To meet demand, universities have turned to creative solutions like 24-hour hotlines, student-run organizations like Active Minds, the student-run mental health organization Layne advises, Web sites providing information and resources, and a greater involvement of faculty and staff in spotting problems.
"I think most college counseling centers feel they are stretched thin," Kiztrow said. "We're trying to figure out unique ways to deliver services — groups, by telephone, self-help materials on Web sites. I think the whole concept of centers using Web sites as a point of entry is fairly new in the field."
At UT-Brownsville, counseling staff works with professors to encourage them to walk students over to counseling, Layne said. At Texas A&M, the teaching faculty are trained to spot warning signs and reach out to students who may be in crisis.
"We know students do talk to someone," Olona said. "They may not come to counseling, but a faculty member may be the one who sees it.
"The English 101 professor who sees the first two papers and can see that something might be wrong," she said.
Counselors agree that getting students into campus services is crucial.

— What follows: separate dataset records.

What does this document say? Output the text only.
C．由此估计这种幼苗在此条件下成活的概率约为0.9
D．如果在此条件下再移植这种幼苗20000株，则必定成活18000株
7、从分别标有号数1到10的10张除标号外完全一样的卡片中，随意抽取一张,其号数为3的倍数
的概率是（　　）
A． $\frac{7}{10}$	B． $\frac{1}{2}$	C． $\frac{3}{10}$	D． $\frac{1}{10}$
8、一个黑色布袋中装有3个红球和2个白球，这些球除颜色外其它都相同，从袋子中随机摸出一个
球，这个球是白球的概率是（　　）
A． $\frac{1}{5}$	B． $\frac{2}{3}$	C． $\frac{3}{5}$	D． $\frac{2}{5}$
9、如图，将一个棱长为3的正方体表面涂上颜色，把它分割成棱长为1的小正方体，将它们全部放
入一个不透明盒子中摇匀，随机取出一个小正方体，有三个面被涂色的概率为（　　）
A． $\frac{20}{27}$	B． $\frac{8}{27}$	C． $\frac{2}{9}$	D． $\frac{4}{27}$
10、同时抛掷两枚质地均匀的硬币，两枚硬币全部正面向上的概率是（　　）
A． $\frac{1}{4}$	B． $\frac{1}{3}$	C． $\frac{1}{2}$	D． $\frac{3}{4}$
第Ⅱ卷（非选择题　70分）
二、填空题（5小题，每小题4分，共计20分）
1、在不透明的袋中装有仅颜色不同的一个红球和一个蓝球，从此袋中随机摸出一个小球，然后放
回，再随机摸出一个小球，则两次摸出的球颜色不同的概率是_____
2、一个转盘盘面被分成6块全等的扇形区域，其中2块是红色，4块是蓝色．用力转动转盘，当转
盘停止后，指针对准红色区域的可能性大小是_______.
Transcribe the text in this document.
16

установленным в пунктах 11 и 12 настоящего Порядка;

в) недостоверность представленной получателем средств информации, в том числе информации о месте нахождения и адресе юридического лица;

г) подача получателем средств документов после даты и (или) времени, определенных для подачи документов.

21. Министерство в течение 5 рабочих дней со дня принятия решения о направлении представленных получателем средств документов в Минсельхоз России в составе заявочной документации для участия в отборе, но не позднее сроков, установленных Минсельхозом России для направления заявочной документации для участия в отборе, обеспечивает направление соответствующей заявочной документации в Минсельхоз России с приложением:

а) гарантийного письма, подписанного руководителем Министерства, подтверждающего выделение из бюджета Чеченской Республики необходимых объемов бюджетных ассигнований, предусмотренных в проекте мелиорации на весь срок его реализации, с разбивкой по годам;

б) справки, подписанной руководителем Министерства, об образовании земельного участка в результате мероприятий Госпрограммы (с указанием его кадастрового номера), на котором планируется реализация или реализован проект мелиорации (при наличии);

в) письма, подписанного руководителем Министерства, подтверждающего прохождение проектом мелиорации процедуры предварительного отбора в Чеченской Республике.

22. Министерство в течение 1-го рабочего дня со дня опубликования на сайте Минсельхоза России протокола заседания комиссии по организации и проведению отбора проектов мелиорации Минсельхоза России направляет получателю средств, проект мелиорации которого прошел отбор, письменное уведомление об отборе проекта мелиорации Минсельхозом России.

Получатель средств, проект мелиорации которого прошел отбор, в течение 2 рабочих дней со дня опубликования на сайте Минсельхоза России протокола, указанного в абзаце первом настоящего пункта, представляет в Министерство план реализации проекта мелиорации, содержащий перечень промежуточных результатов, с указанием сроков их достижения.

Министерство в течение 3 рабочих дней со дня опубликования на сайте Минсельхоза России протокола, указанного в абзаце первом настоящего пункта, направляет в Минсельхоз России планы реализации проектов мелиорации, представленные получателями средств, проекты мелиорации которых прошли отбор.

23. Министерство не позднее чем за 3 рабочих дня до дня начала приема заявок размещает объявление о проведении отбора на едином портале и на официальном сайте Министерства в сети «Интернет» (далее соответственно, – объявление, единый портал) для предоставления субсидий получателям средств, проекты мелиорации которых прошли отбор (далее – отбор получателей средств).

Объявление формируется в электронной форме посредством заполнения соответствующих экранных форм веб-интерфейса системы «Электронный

"We know that if they come in, those students will stay and school and graduate," Olona said. "We know that if we can get them in here, chances are they will not commit suicide."
For Szabo, getting help made all the difference.
After a four-year hiatus from school, partially spent learning how to manage his condition, Szabo returned to American University and earned a bachelor's degree in psychology, graduating with honors. He now is the spokesperson for the Director of Youth Outreach for the National Mental Health Awareness Campaign, a nationwide nonpartisan public education initiative launched as part of the 1999 White House Conference on Mental Health organized by Tipper Gore. He said he has spoken publicly about his illness to an estimated half-million people.
"When I ask students how many people know someone having a mental crisis, they all raise their hands," Szabo said. "Drinking? They all raise their hands. Hurting themselves? They all raise their hands."
While Szabo is an example of how intervention can help a student successfully manage mental health issues, campus counselors agree that most students will never experience that degree of illness.
"If you look at the entire group of students seeking services at one time, it's a minority of students that need the more serious form of services," Kitzrow said.
"Some [of their problems] are just typical and normal for where students are in their lives. College students are very resilient and capable of making the changes they need to make," she said.